Dr. Margaret M. Gripshover is adjunct associate professor of geography. Her classroom atmosphere is open, positive, rigorous, and, at times, improvisational. During class, students contribute to discussion, ask knowledgeable questions, and even interject jokes or asides. Dr. Gripshover’s class displays a warm and comfortable atmosphere, where students are engaged in discovering that geography can be fascinating and relevant.
Robert Guest, lecturer in the mathematics department, has done an inspired job teaching some of the courses considered the most difficult to teach. His dynamic, enthusiastic, and charismatic style allows him to base his teaching on real-world examples that hold the students’ interest.
Dr. Melissa Kennedy, assistant professor of veterinary medicine, is director of the College of Veterinary Medicine’s virology laboratory. Her research focuses on viral diseases of nondomesticated animals, so she frequently travels to Africa for field research, often taking students with her. She strives to be an advocate for students, saying she shares “a connection, an empathy with veterinary students that allows [her] to see things from their perspective, never losing sight of the challenges they face.”
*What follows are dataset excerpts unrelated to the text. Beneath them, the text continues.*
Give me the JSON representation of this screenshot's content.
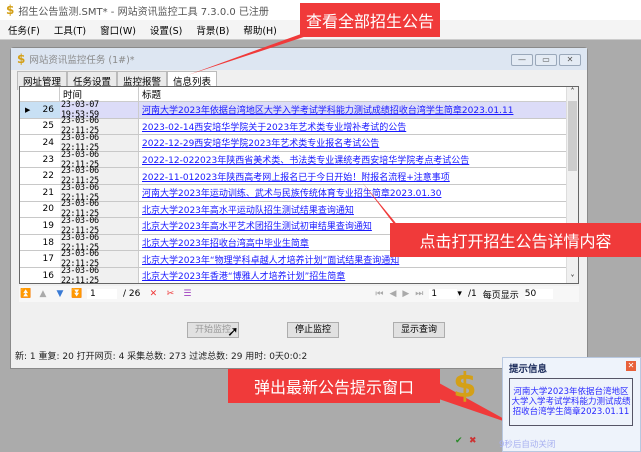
{
  "app": {
    "title": "招生公告监测.SMT* - 网站资讯监控工具 7.3.0.0 已注册"
  },
  "menu": [
    "任务(F)",
    "工具(T)",
    "窗口(W)",
    "设置(S)",
    "背景(B)",
    "帮助(H)"
  ],
  "child": {
    "title": "网站资讯监控任务 (1#)*",
    "tabs": [
      "网址管理",
      "任务设置",
      "监控报警",
      "信息列表"
    ],
    "active_tab": 3
  },
  "grid": {
    "headers": [
      "",
      "时间",
      "标题"
    ],
    "rows": [
      {
        "id": "26",
        "time": "23-03-07 19:53:59",
        "title": "河南大学2023年依据台湾地区大学入学考试学科能力测试成绩招收台湾学生简章2023.01.11",
        "selected": true
      },
      {
        "id": "25",
        "time": "23-03-06 22:11:25",
        "title": "2023-02-14西安培华学院关于2023年艺术类专业增补考试的公告"
      },
      {
        "id": "24",
        "time": "23-03-06 22:11:25",
        "title": "2022-12-29西安培华学院2023年艺术类专业报名考试公告"
      },
      {
        "id": "23",
        "time": "23-03-06 22:11:25",
        "title": "2022-12-022023年陕西省美术类、书法类专业课统考西安培华学院考点考试公告"
      },
      {
        "id": "22",
        "time": "23-03-06 22:11:25",
        "title": "2022-11-012023年陕西高考网上报名已于今日开始！附报名流程+注意事项"
      },
      {
        "id": "21",
        "time": "23-03-06 22:11:25",
        "title": "河南大学2023年运动训练、武术与民族传统体育专业招生简章2023.01.30"
      },
      {
        "id": "20",
        "time": "23-03-06 22:11:25",
        "title": "北京大学2023年高水平运动队招生测试结果查询通知"
      },
      {
        "id": "19",
        "time": "23-03-06 22:11:25",
        "title": "北京大学2023年高水平艺术团招生测试初审结果查询通知"
      },
      {
        "id": "18",
        "time": "23-03-06 22:11:25",
        "title": "北京大学2023年招收台湾高中毕业生简章"
      },
      {
        "id": "17",
        "time": "23-03-06 22:11:25",
        "title": "北京大学2023年“物理学科卓越人才培养计划”面试结果查询通知"
      },
      {
        "id": "16",
        "time": "23-03-06 22:11:25",
        "title": "北京大学2023年香港“博雅人才培养计划”招生简章"
      }
    ]
  },
  "nav": {
    "record": "1",
    "record_total": "/ 26",
    "page": "1",
    "page_total": "/1",
    "per_page_label": "每页显示",
    "per_page": "50"
  },
  "buttons": {
    "start": "开始监控",
    "stop": "停止监控",
    "show": "显示查询"
  },
  "status": "新: 1  重复: 20  打开网页: 4  采集总数: 273  过滤总数: 29  用时: 0天0:0:2",
  "annotations": {
    "a1": "查看全部招生公告",
    "a2": "点击打开招生公告详情内容",
    "a3": "弹出最新公告提示窗口"
  },
  "popup": {
    "title": "提示信息",
    "message": "河南大学2023年依据台湾地区大学入学考试学科能力测试成绩招收台湾学生简章2023.01.11",
    "countdown": "9秒后自动关闭"
  },
  "colors": {
    "annotation": "#f03a3a",
    "link": "#1a1aff"
  }
}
Dr. Dianne Mawby, clinical associate professor in the College of Veterinary Medicine, combines consistent enthusiasm and energy in her teaching. Her philosophy is that learning must combine fun, stimulation, and satisfaction. Her students apparently feel she’s doing just that: Her evaluations are some of the highest in the college, often near 5.0. Dr. Mawby was voted Clinician of the Year by senior students just two years after arriving at UT.
Dr. Urmila S. Seshagiri, associate professor of English, has been on UT’s faculty for four years. In addition to standard courses of literary modernism, she also has designed a number of special topics classes. Her evaluation scores reflect her commitment to students and the material. One student writes that she has “never put so much effort into a class at UT… as in Dr. Seshagiri’s classes, and I have never learned or improved as much in any other class as I have in hers. Her students work incredibly hard for her, because she does it for us.”